I am finally getting around to writing about our trip to Israel!
As you might expect, many Jews from around the world visit Israel. Many go as children or youth because there are programs like Birthright that facilitate this. I never took advantage of anything like this, nor was I in the least bit interested until a few years ago.
After my Bat Mitzvah at age 13, I threw in the towel on having anything much to do with Judaism. One reason was that I just wasn't religious or interested in being observant of traditions, but in hindsight it probably had more to do with being Jewish in a small, relatively homogeneous town. I was eager to rid myself of any traits that made me 'different'.
It was only a few years ago, after reading The Lemon Tree, that I realized how little I knew about Israel's history and I felt an interest and connection to it. Adam had been as a teen on the March of the Living, and wasn't eager to go back, but after I talked about my desire to visit for a long time, he offered to go with me. It was a belated 15th anniversary gift.
This trip was a huge leap out of my comfort zone as I hate flying and hadn't done such a long flight since I was 3-years-old. As I have said before, I am very happy to read about places around the world from the comfort of my home, rather than visit them in person. Especially if they are really, really far, dangerous, hot, and/or have huge, scary insects). Israel is definitely far...and potentially dangerous.
It took months of research for me to figure out what kind of trip we would do. Lots of people I know who have spent lots of time in Israel, told me its really easy to travel and explore there, and recommended renting a car or just devising our own itinerary. Um, wrong! I am very glad I did not listen to this! Maybe for someone already extremely familiar with the country, otherwise, I definitely recommend a tour!

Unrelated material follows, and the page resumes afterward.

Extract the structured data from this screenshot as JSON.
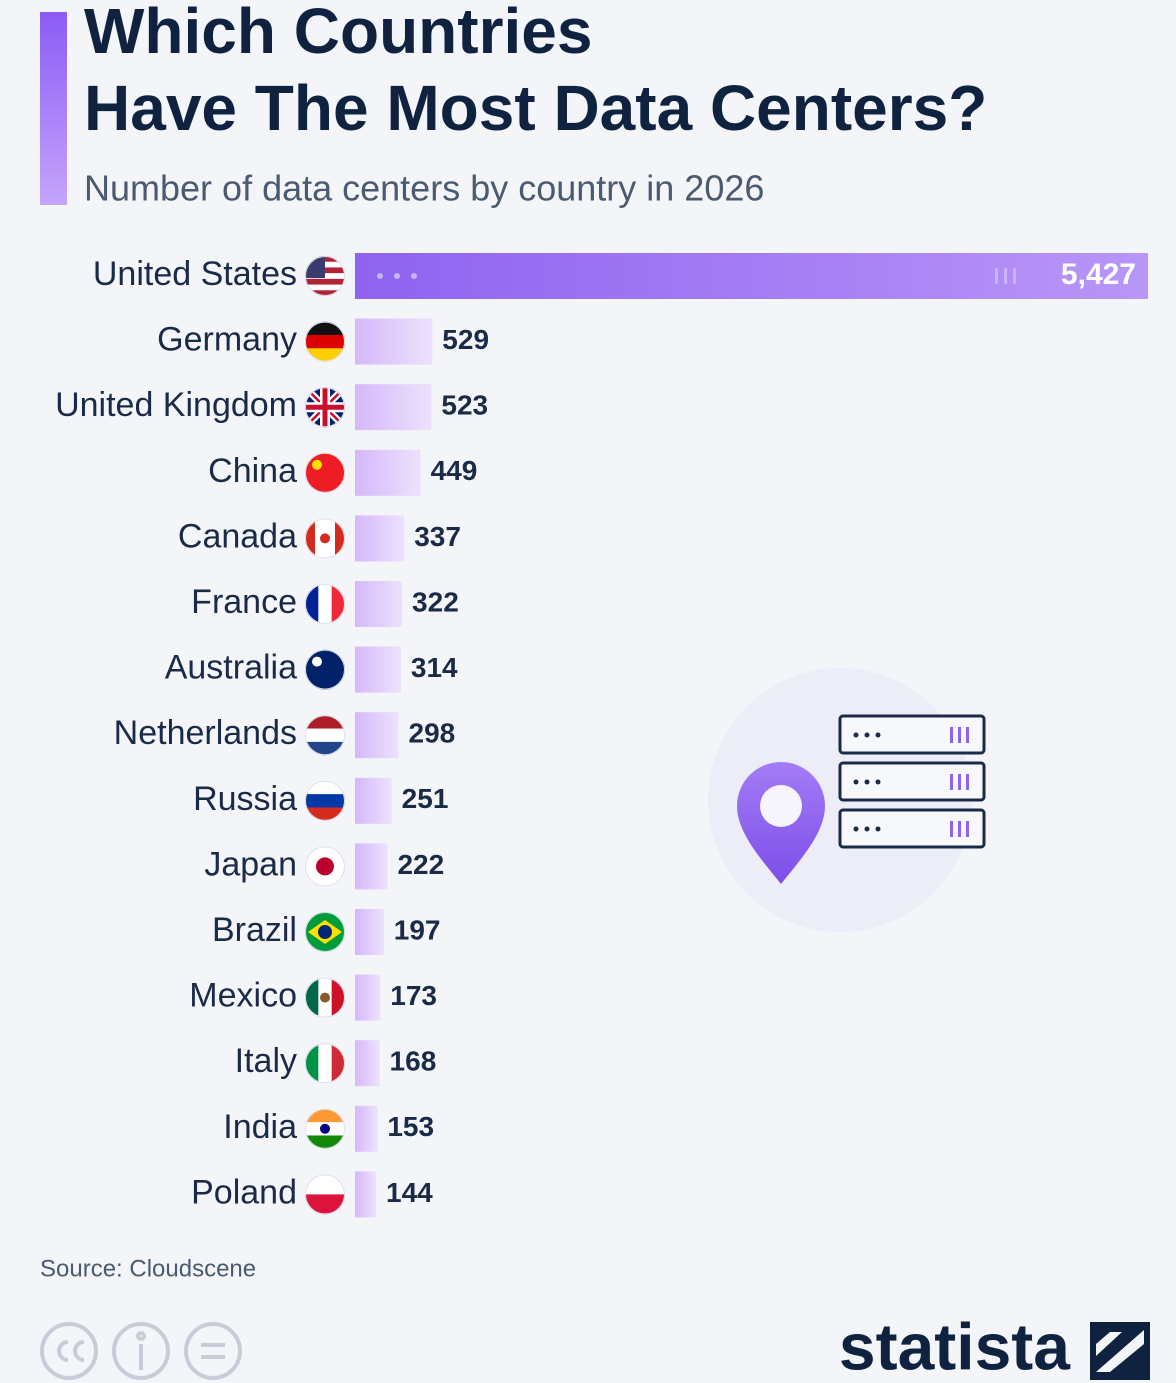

I struggled to find an organized tour, however, that really appealed to me, so finally after a long chat with the Israel experts at Aufgang Travel, we booked a private, custom tour. Yep. Just me, Adam and our own tour guide. I specifically asked for a focus on culture and history. I was not particularly interested in seas or deserts. So sue me, but that's just not all that interesting to me. Water is water (even if the Dead Sea is somewhat unique) and sand is sand.
So our tour included the following:
- Old Jerusalem
- Hertzl Museum
- Israel Museum
- Yad Vashem (Holocaust museum)
- Qumran Caves where the Dead Sea Scrolls were found
- Mahane Yehuda Market
- Masada (but we never made it due to road there being flooded out)

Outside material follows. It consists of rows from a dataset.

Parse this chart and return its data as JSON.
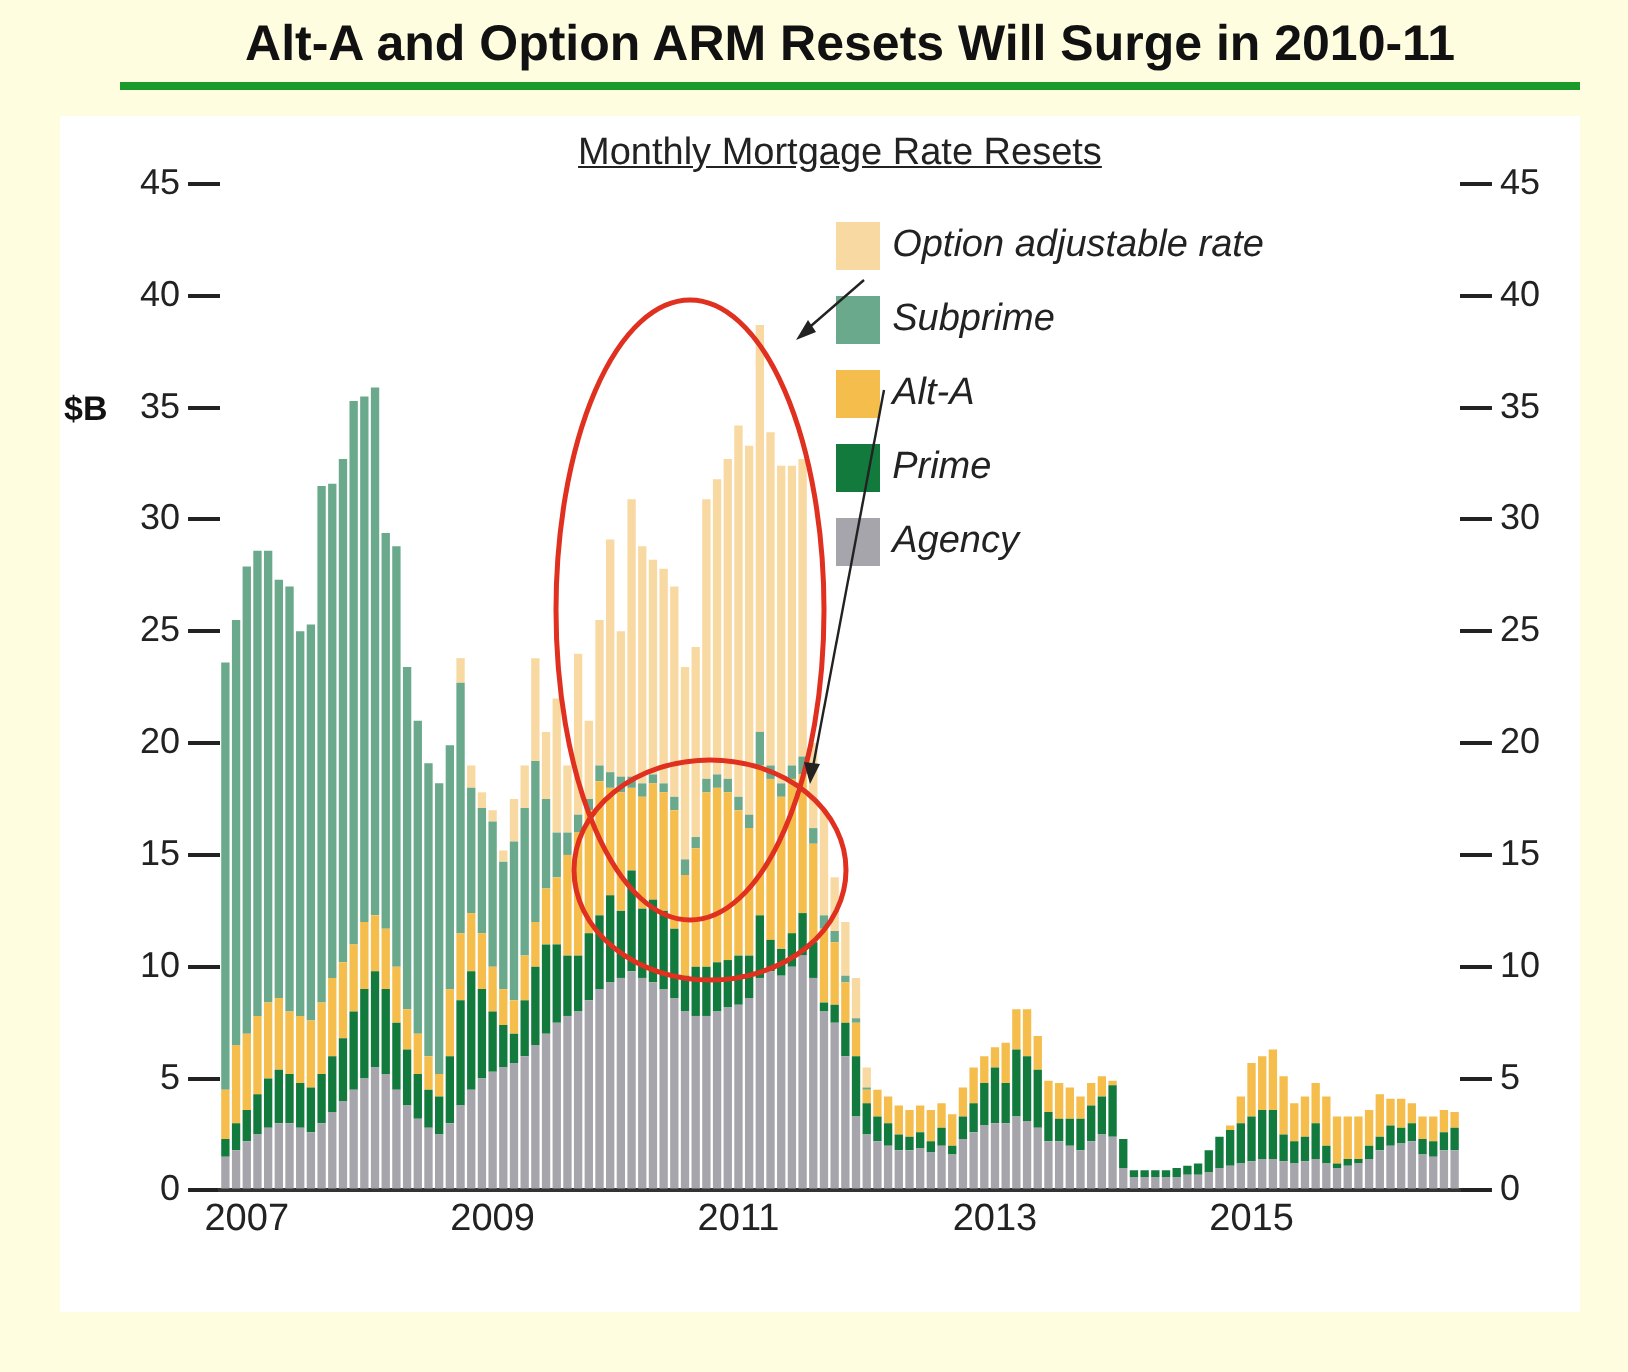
{
  "chart_data": {
    "type": "bar",
    "title": "Alt-A and Option ARM Resets Will Surge in 2010-11",
    "subtitle": "Monthly Mortgage Rate Resets",
    "ylabel": "$B",
    "categories": [
      null,
      null,
      "2007",
      null,
      null,
      null,
      null,
      null,
      null,
      null,
      null,
      null,
      null,
      null,
      null,
      null,
      null,
      null,
      null,
      null,
      null,
      null,
      null,
      null,
      null,
      "2009",
      null,
      null,
      null,
      null,
      null,
      null,
      null,
      null,
      null,
      null,
      null,
      null,
      null,
      null,
      null,
      null,
      null,
      null,
      null,
      null,
      null,
      null,
      "2011",
      null,
      null,
      null,
      null,
      null,
      null,
      null,
      null,
      null,
      null,
      null,
      null,
      null,
      null,
      null,
      null,
      null,
      null,
      null,
      null,
      null,
      null,
      null,
      "2013",
      null,
      null,
      null,
      null,
      null,
      null,
      null,
      null,
      null,
      null,
      null,
      null,
      null,
      null,
      null,
      null,
      null,
      null,
      null,
      null,
      null,
      null,
      null,
      "2015",
      null,
      null,
      null,
      null,
      null,
      null,
      null,
      null,
      null,
      null,
      null,
      null,
      null,
      null,
      null,
      null,
      null,
      null,
      null
    ],
    "series": [
      {
        "name": "Agency",
        "color": "#a5a5ab",
        "values": [
          1.5,
          1.8,
          2.2,
          2.5,
          2.8,
          3.0,
          3.0,
          2.8,
          2.6,
          3.0,
          3.5,
          4.0,
          4.5,
          5.0,
          5.5,
          5.2,
          4.5,
          3.8,
          3.2,
          2.8,
          2.5,
          3.0,
          3.8,
          4.5,
          5.0,
          5.3,
          5.5,
          5.7,
          6.0,
          6.5,
          7.0,
          7.5,
          7.8,
          8.0,
          8.5,
          9.0,
          9.3,
          9.5,
          9.8,
          9.5,
          9.3,
          9.0,
          8.6,
          8.0,
          7.8,
          7.8,
          8.0,
          8.2,
          8.3,
          8.6,
          9.5,
          9.8,
          9.6,
          10.0,
          10.5,
          9.5,
          8.0,
          7.5,
          6.0,
          3.3,
          2.5,
          2.2,
          2.0,
          1.8,
          1.8,
          1.9,
          1.7,
          2.0,
          1.6,
          2.3,
          2.6,
          2.9,
          3.0,
          3.0,
          3.3,
          3.1,
          2.8,
          2.2,
          2.2,
          2.0,
          1.8,
          2.2,
          2.5,
          2.4,
          1.0,
          0.6,
          0.6,
          0.6,
          0.6,
          0.6,
          0.7,
          0.7,
          0.8,
          1.0,
          1.1,
          1.2,
          1.3,
          1.4,
          1.4,
          1.3,
          1.2,
          1.3,
          1.4,
          1.2,
          1.0,
          1.1,
          1.2,
          1.4,
          1.8,
          2.0,
          2.1,
          2.2,
          1.6,
          1.5,
          1.8,
          1.8
        ]
      },
      {
        "name": "Prime",
        "color": "#137a3e",
        "values": [
          0.8,
          1.2,
          1.4,
          1.8,
          2.2,
          2.4,
          2.2,
          2.0,
          2.0,
          2.2,
          2.5,
          2.8,
          3.5,
          4.0,
          4.3,
          3.8,
          3.0,
          2.5,
          2.0,
          1.7,
          1.7,
          3.0,
          4.7,
          5.3,
          4.0,
          2.7,
          1.9,
          1.3,
          2.5,
          3.5,
          4.0,
          3.5,
          2.7,
          2.5,
          3.0,
          3.3,
          3.9,
          3.0,
          4.5,
          3.1,
          3.7,
          3.5,
          3.1,
          1.6,
          2.2,
          2.2,
          2.2,
          2.1,
          2.2,
          1.9,
          2.8,
          1.4,
          1.2,
          1.5,
          1.9,
          1.6,
          0.4,
          0.8,
          1.5,
          2.7,
          1.4,
          1.1,
          1.0,
          0.7,
          0.6,
          0.7,
          0.5,
          0.8,
          0.4,
          1.0,
          1.3,
          1.9,
          2.5,
          1.8,
          3.0,
          2.9,
          2.6,
          1.3,
          1.0,
          1.2,
          1.4,
          1.6,
          1.7,
          2.3,
          1.3,
          0.3,
          0.3,
          0.3,
          0.3,
          0.4,
          0.4,
          0.5,
          1.0,
          1.4,
          1.6,
          1.8,
          2.0,
          2.2,
          2.2,
          1.2,
          1.0,
          1.1,
          1.6,
          0.8,
          0.2,
          0.3,
          0.2,
          0.6,
          0.6,
          0.9,
          0.7,
          0.8,
          0.7,
          0.7,
          0.8,
          1.0
        ]
      },
      {
        "name": "Alt-A",
        "color": "#f5bd4c",
        "values": [
          2.2,
          3.5,
          3.4,
          3.5,
          3.4,
          3.2,
          2.8,
          3.0,
          3.0,
          3.2,
          3.5,
          3.4,
          3.0,
          3.0,
          2.5,
          2.7,
          2.5,
          1.8,
          1.8,
          1.5,
          1.0,
          3.0,
          3.0,
          2.6,
          2.5,
          2.0,
          1.6,
          1.5,
          2.0,
          2.0,
          2.5,
          3.0,
          4.5,
          5.5,
          5.5,
          6.0,
          4.8,
          5.3,
          3.7,
          5.0,
          5.2,
          5.3,
          5.3,
          4.5,
          5.3,
          7.8,
          7.8,
          7.5,
          6.5,
          5.7,
          6.7,
          7.2,
          6.8,
          6.9,
          6.2,
          4.4,
          3.3,
          2.8,
          1.8,
          1.5,
          0.6,
          1.2,
          1.2,
          1.3,
          1.2,
          1.2,
          1.4,
          1.1,
          1.4,
          1.3,
          1.6,
          1.2,
          0.9,
          1.8,
          1.8,
          2.1,
          1.5,
          1.4,
          1.6,
          1.4,
          1.0,
          1.0,
          0.9,
          0.2,
          0,
          0,
          0,
          0,
          0,
          0,
          0,
          0,
          0,
          0,
          0.2,
          1.2,
          2.4,
          2.4,
          2.7,
          2.6,
          1.7,
          1.8,
          1.8,
          2.2,
          2.1,
          1.9,
          1.9,
          1.6,
          1.9,
          1.2,
          1.3,
          0.9,
          1.0,
          1.1,
          1.0,
          0.7
        ]
      },
      {
        "name": "Subprime",
        "color": "#6aa98b",
        "values": [
          19.1,
          19.0,
          20.9,
          20.8,
          20.2,
          18.7,
          19.0,
          17.2,
          17.7,
          23.1,
          22.1,
          22.5,
          24.3,
          23.5,
          23.6,
          17.7,
          18.8,
          15.3,
          14.0,
          13.1,
          13.0,
          10.9,
          11.2,
          5.6,
          5.6,
          6.5,
          5.7,
          7.1,
          6.6,
          7.2,
          4.0,
          2.0,
          1.0,
          0.8,
          0.5,
          0.7,
          0.7,
          0.7,
          0.5,
          0.6,
          0.4,
          0.4,
          0.6,
          0.7,
          0.5,
          0.6,
          0.6,
          0.6,
          0.6,
          0.6,
          1.5,
          0.6,
          0.6,
          0.6,
          0.8,
          0.7,
          0.6,
          0.5,
          0.3,
          0.2,
          0.1,
          0,
          0,
          0,
          0,
          0,
          0,
          0,
          0,
          0,
          0,
          0,
          0,
          0,
          0,
          0,
          0,
          0,
          0,
          0,
          0,
          0,
          0,
          0,
          0,
          0,
          0,
          0,
          0,
          0,
          0,
          0,
          0,
          0,
          0,
          0,
          0,
          0,
          0,
          0,
          0,
          0,
          0,
          0,
          0,
          0,
          0,
          0,
          0,
          0,
          0,
          0,
          0,
          0,
          0,
          0
        ]
      },
      {
        "name": "Option adjustable rate",
        "color": "#f8d9a2",
        "values": [
          0,
          0,
          0,
          0,
          0,
          0,
          0,
          0,
          0,
          0,
          0,
          0,
          0,
          0,
          0,
          0,
          0,
          0,
          0,
          0,
          0,
          0,
          1.1,
          1.0,
          0.7,
          0.5,
          0.5,
          1.9,
          1.9,
          4.6,
          3.0,
          6.0,
          3.0,
          7.2,
          3.5,
          6.5,
          10.4,
          6.5,
          12.4,
          10.6,
          9.6,
          9.6,
          9.4,
          8.6,
          8.5,
          12.5,
          13.2,
          14.3,
          16.6,
          16.5,
          18.2,
          14.9,
          14.2,
          13.4,
          13.3,
          3.8,
          4.7,
          2.4,
          2.4,
          1.8,
          0.9,
          0,
          0,
          0,
          0,
          0,
          0,
          0,
          0,
          0,
          0,
          0,
          0,
          0,
          0,
          0,
          0,
          0,
          0,
          0,
          0,
          0,
          0,
          0,
          0,
          0,
          0,
          0,
          0,
          0,
          0,
          0,
          0,
          0,
          0,
          0,
          0,
          0,
          0,
          0,
          0,
          0,
          0,
          0,
          0,
          0,
          0,
          0,
          0,
          0,
          0,
          0,
          0,
          0,
          0,
          0
        ]
      }
    ],
    "stacked": true,
    "ylim": [
      0,
      45
    ],
    "yticks": [
      0,
      5,
      10,
      15,
      20,
      25,
      30,
      35,
      40,
      45
    ],
    "y2lim": [
      0,
      45
    ],
    "y2ticks": [
      0,
      5,
      10,
      15,
      20,
      25,
      30,
      35,
      40,
      45
    ],
    "grid": false,
    "legend": "top right"
  }
}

I was very nervous about the flights even though my doctor gave me some Ativan to help me sleep. The flight there ended up being alright. Getting through security at Pearson Airport in Toronto was horrid though, as the wait and lines were very long. We flew with El Al airlines and they have their own, lengthy security check system. Of course, its good to feel secure when flying to Israel 😐😐
I did manage to sleep, but even with our upgraded (but not first class) seats, I found it ridiculously uncomfortable. Given how small a person I am, I can't imagine what it was like for anyone bigger.
We arrived in Tel Aviv, settled in to our hotel (The Dan Panorama), and went exploring. We found the wonderful Carmel Market nearby, and got dinner at an Aroma Cafe. Though we have them in Toronto, we never go, and it was nice at this point to find something familiar and with menus in English. We went back to our hotel and slept about 11 hours.
Our next day in Tel Aviv was free before our tour guide picked us up the next day. After sleeping in, we had an amazing breakfast at the hotel (they are known for their buffet breakfasts!), and then went for a run along the waterfront (our hotel was right on the Mediterranean Sea). After showering, we went exploring, and ended up at an upscale fashion mall. Though we didn't buy any clothes, we had lunch there and met some lovely locals who offered advice on sites to see.
We ended up wandering rather aimlessly, just getting a sense of the city, and then had an amazing dinner at a restaurant in Carmel Market.
Part 2 of my posts will describe the tour, and 3 I will devote the entire discussion to the FOOD.